Na era da informática, em que as pessoas não trocam mais cartas e sim e-mails, em que os trabalhos escolares são impressos e não mais escritos, em que existe máquina até para preencher cheque, está cada vez mais raro encontrar pessoas preocupadas em ter uma letra bonita. Mas, seja por questão de ofício ou simplesmente para corrigir os garranchos, ainda existe gente dedicada à caligrafia, que ganha, cada vez mais, um status de arte.
Para o professor Domingos Gava, ?apesar de toda a tecnologia existente, o manuscrito ainda é importante. O homem tem a necessidade de escrever?. Para ele, uma letra elegante ainda é sinal de distinção, prova de finesse e formação aprimorada. Instrutor de caligrafia há 10 anos, Gava vive da escrita. Além de ministrar aulas, ele escreve diplomas, convites e manuscritos em porcelana. Em suas turmas, trabalha com alunos com interesses bastante distintos, desde pessoas que querem apenas melhorar a sua letra no dia-a-dia, gente que usa a caligrafia como uma terapia e quem pretende se ?profissionalizar? na escrita.
Com a falta de prática, cresce o número de médicos, advogados e até estudantes procurando aulas de caligrafia.

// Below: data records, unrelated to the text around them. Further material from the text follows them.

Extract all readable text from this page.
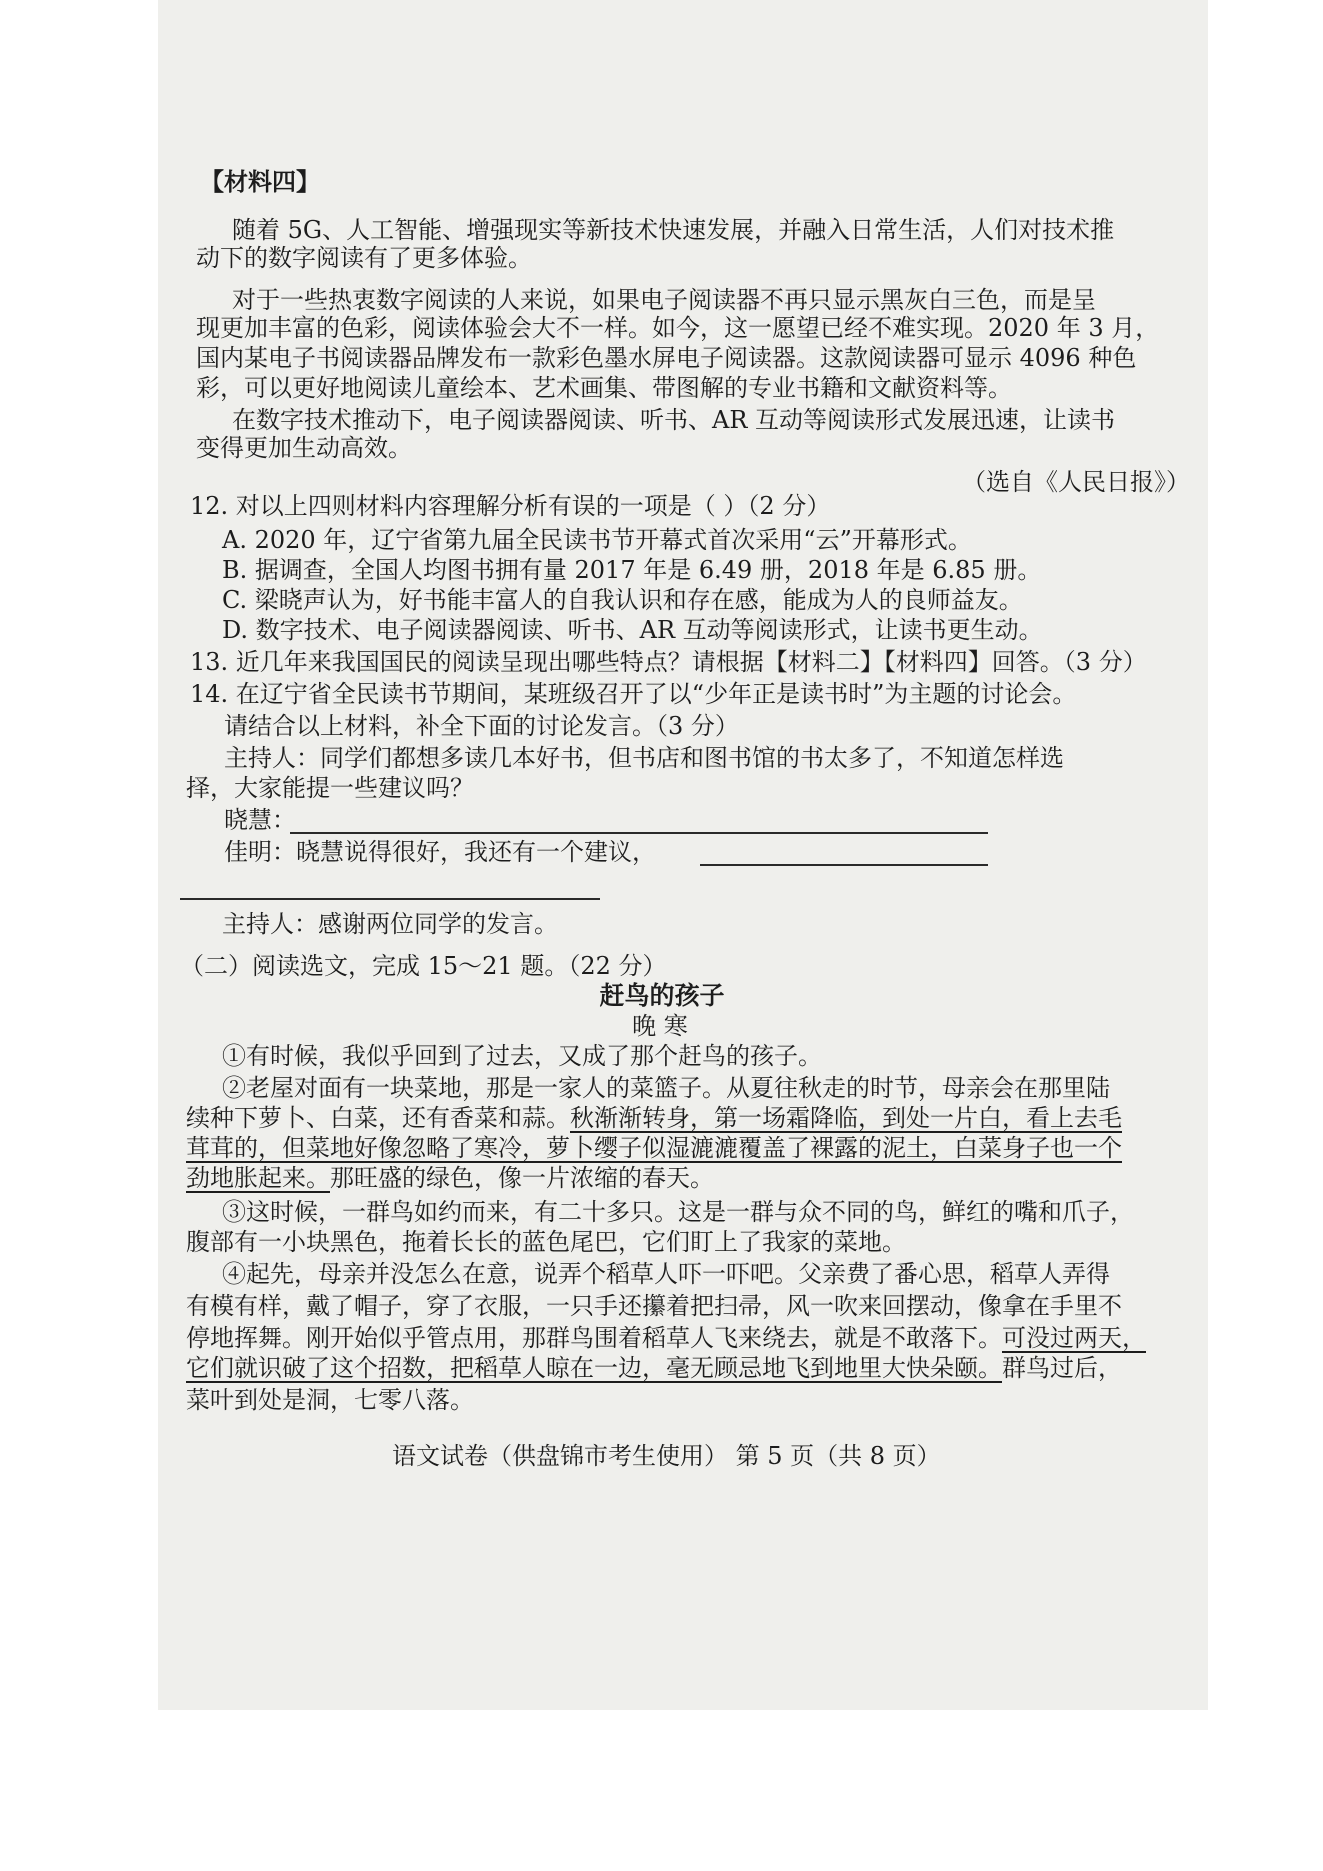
【材料四】
随着 5G、人工智能、增强现实等新技术快速发展，并融入日常生活，人们对技术推
动下的数字阅读有了更多体验。
对于一些热衷数字阅读的人来说，如果电子阅读器不再只显示黑灰白三色，而是呈
现更加丰富的色彩，阅读体验会大不一样。如今，这一愿望已经不难实现。2020 年 3 月，
国内某电子书阅读器品牌发布一款彩色墨水屏电子阅读器。这款阅读器可显示 4096 种色
彩，可以更好地阅读儿童绘本、艺术画集、带图解的专业书籍和文献资料等。
在数字技术推动下，电子阅读器阅读、听书、AR 互动等阅读形式发展迅速，让读书
变得更加生动高效。
（选自《人民日报》）
12. 对以上四则材料内容理解分析有误的一项是（ ）（2 分）
A. 2020 年，辽宁省第九届全民读书节开幕式首次采用“云”开幕形式。
B. 据调查，全国人均图书拥有量 2017 年是 6.49 册，2018 年是 6.85 册。
C. 梁晓声认为，好书能丰富人的自我认识和存在感，能成为人的良师益友。
D. 数字技术、电子阅读器阅读、听书、AR 互动等阅读形式，让读书更生动。
13. 近几年来我国国民的阅读呈现出哪些特点？请根据【材料二】【材料四】回答。（3 分）
14. 在辽宁省全民读书节期间，某班级召开了以“少年正是读书时”为主题的讨论会。
请结合以上材料，补全下面的讨论发言。（3 分）
主持人：同学们都想多读几本好书，但书店和图书馆的书太多了，不知道怎样选
择，大家能提一些建议吗？
晓慧：
佳明：晓慧说得很好，我还有一个建议，
主持人：感谢两位同学的发言。
（二）阅读选文，完成 15～21 题。（22 分）
赶鸟的孩子
晚 寒
①有时候，我似乎回到了过去，又成了那个赶鸟的孩子。
②老屋对面有一块菜地，那是一家人的菜篮子。从夏往秋走的时节，母亲会在那里陆
续种下萝卜、白菜，还有香菜和蒜。秋渐渐转身，第一场霜降临，到处一片白，看上去毛
茸茸的，但菜地好像忽略了寒冷，萝卜缨子似湿漉漉覆盖了裸露的泥土，白菜身子也一个
劲地胀起来。那旺盛的绿色，像一片浓缩的春天。
③这时候，一群鸟如约而来，有二十多只。这是一群与众不同的鸟，鲜红的嘴和爪子，
腹部有一小块黑色，拖着长长的蓝色尾巴，它们盯上了我家的菜地。
④起先，母亲并没怎么在意，说弄个稻草人吓一吓吧。父亲费了番心思，稻草人弄得
有模有样，戴了帽子，穿了衣服，一只手还攥着把扫帚，风一吹来回摆动，像拿在手里不
停地挥舞。刚开始似乎管点用，那群鸟围着稻草人飞来绕去，就是不敢落下。可没过两天，
它们就识破了这个招数，把稻草人晾在一边，毫无顾忌地飞到地里大快朵颐。群鸟过后，
菜叶到处是洞，七零八落。
语文试卷（供盘锦市考生使用） 第 5 页（共 8 页）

Domingos lembra que, por não estarem mais acostumados a escrever, as pessoas estão tendo dificuldade na hora em que precisam preencher um relatório ou escrever uma carta, por exemplo. ?Os professores reclamavam de minha letra. Fiquei com medo de reprovar na redação do vestibular por causa disso?, revela o estudante curitibano João Carlos Campos, que fez dois meses de aulas. ?Melhorou 100%?, comemora.
A reclamação por parte dos professores também levou Daiany Antunes da Silva a praticar caligrafia. Gostou tanto que acabou se tornando instrutora. Para ela, que ministra um curso em Paranavaí, o fato de se escrever cada vez menos à mão, tem deixado a letra das pessoas muito feia. ?No meu tempo de escola, a caligrafia era matéria obrigatória. Com a prática, os alunos acabavam ficando com uma letra apresentável. Agora, nem isso?, comenta. ?Mesmo surgindo uma tecnologia mais moderna que a outra, a gente nunca vai deixar de escrever?, conclui.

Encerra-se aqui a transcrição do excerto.